Chemotactic responses to MDC and release of MDC in lavage fluid. (a) Lung CD4⁺ T cells from OVA-treated βarr2^–/– mice (white bars) exhibit decreased migration toward MDC. CD4⁺ T cells were isolated on day 24 of the OVA treatment protocol and tested for their ability to move chemotactically toward 100 nM MDC. Shown is the mean chemotactic index and SE from three independent experiments. *P < 0.05 vs. βarr2^–/–-OVA mice. (b) Release of MDC into whole-lung lavage fluid was significantly induced in OVA-treated WT mice (black bars) but not OVA-treated βarr2^–/– mice (white bars). MDC levels in alum-treated WT and alum-treated βarr2^–/– mice were not different and therefore were combined (gray bars).
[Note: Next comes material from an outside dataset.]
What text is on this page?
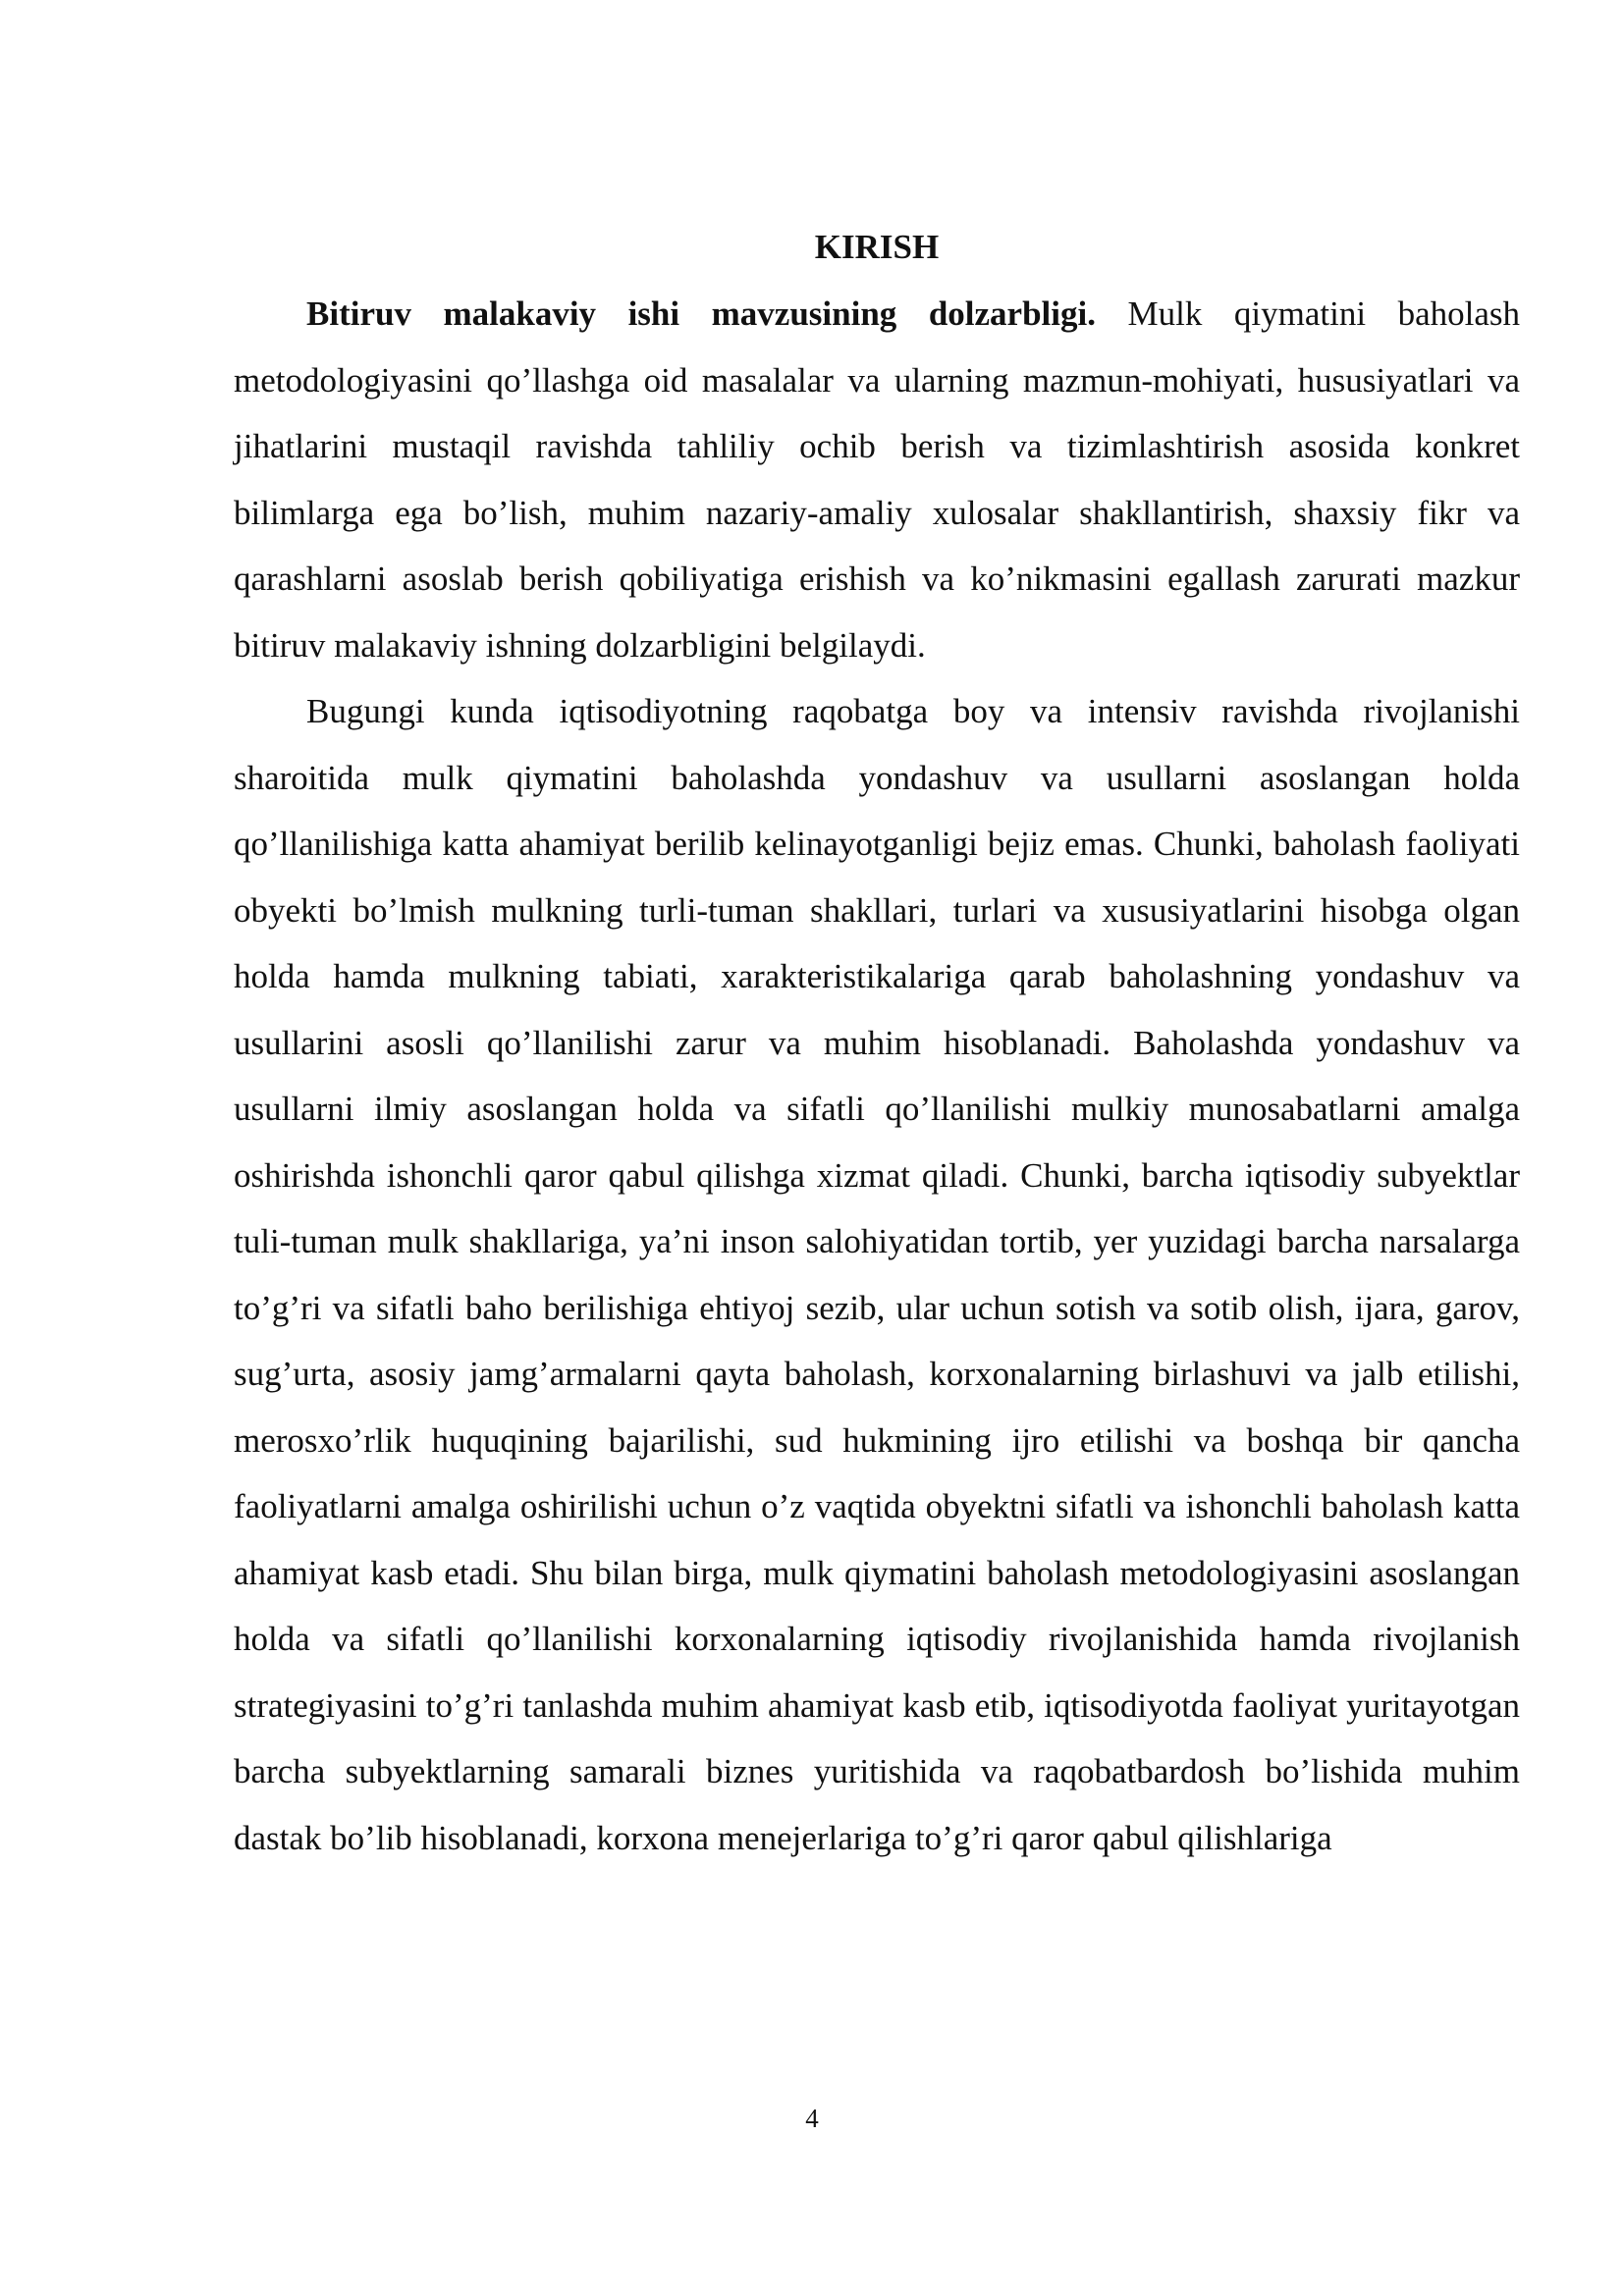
KIRISH

Bitiruv malakaviy ishi mavzusining dolzarbligi. Mulk qiymatini baholash metodologiyasini qo’llashga oid masalalar va ularning mazmun-mohiyati, hususiyatlari va jihatlarini mustaqil ravishda tahliliy ochib berish va tizimlashtirish asosida konkret bilimlarga ega bo’lish, muhim nazariy-amaliy xulosalar shakllantirish, shaxsiy fikr va qarashlarni asoslab berish qobiliyatiga erishish va ko’nikmasini egallash zarurati mazkur bitiruv malakaviy ishning dolzarbligini belgilaydi.

Bugungi kunda iqtisodiyotning raqobatga boy va intensiv ravishda rivojlanishi sharoitida mulk qiymatini baholashda yondashuv va usullarni asoslangan holda qo’llanilishiga katta ahamiyat berilib kelinayotganligi bejiz emas. Chunki, baholash faoliyati obyekti bo’lmish mulkning turli-tuman shakllari, turlari va xususiyatlarini hisobga olgan holda hamda mulkning tabiati, xarakteristikalariga qarab baholashning yondashuv va usullarini asosli qo’llanilishi zarur va muhim hisoblanadi. Baholashda yondashuv va usullarni ilmiy asoslangan holda va sifatli qo’llanilishi mulkiy munosabatlarni amalga oshirishda ishonchli qaror qabul qilishga xizmat qiladi. Chunki, barcha iqtisodiy subyektlar tuli-tuman mulk shakllariga, ya’ni inson salohiyatidan tortib, yer yuzidagi barcha narsalarga to’g’ri va sifatli baho berilishiga ehtiyoj sezib, ular uchun sotish va sotib olish, ijara, garov, sug’urta, asosiy jamg’armalarni qayta baholash, korxonalarning birlashuvi va jalb etilishi, merosxo’rlik huquqining bajarilishi, sud hukmining ijro etilishi va boshqa bir qancha faoliyatlarni amalga oshirilishi uchun o’z vaqtida obyektni sifatli va ishonchli baholash katta ahamiyat kasb etadi. Shu bilan birga, mulk qiymatini baholash metodologiyasini asoslangan holda va sifatli qo’llanilishi korxonalarning iqtisodiy rivojlanishida hamda rivojlanish strategiyasini to’g’ri tanlashda muhim ahamiyat kasb etib, iqtisodiyotda faoliyat yuritayotgan barcha subyektlarning samarali biznes yuritishida va raqobatbardosh bo’lishida muhim dastak bo’lib hisoblanadi, korxona menejerlariga to’g’ri qaror qabul qilishlariga

4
Data are mean ± SEM calculated from two independent experiments; n = 9 mice per group. **P < 0.05 versus combined alum-treated mice.

Figure 7

Effect of LPS treatment on airway responsiveness and inflammation. (a) Effect of genotype and LPS treatment on lung inflammation assessed by identification of cells harvested from whole-lung lavage. Black bars represent WT LPS-treated mice; white bars represent βarr2^–/– LPS-treated mice. Data are mean ± SEM; n = 13–15 mice per group. (b) Airway responsiveness to methacholine, defined by the time-integrated change in peak airway pressure was measured for βarr2^–/– (circles) and WT (squares) mice treated with LPS (open symbols) or untreated (filled symbols). Data are mean ± SEM; n = 13–15 mice per group. *LPS treatment caused a similar significant increase in APTI in WT and βarr2^–/– mice. P < 0.05.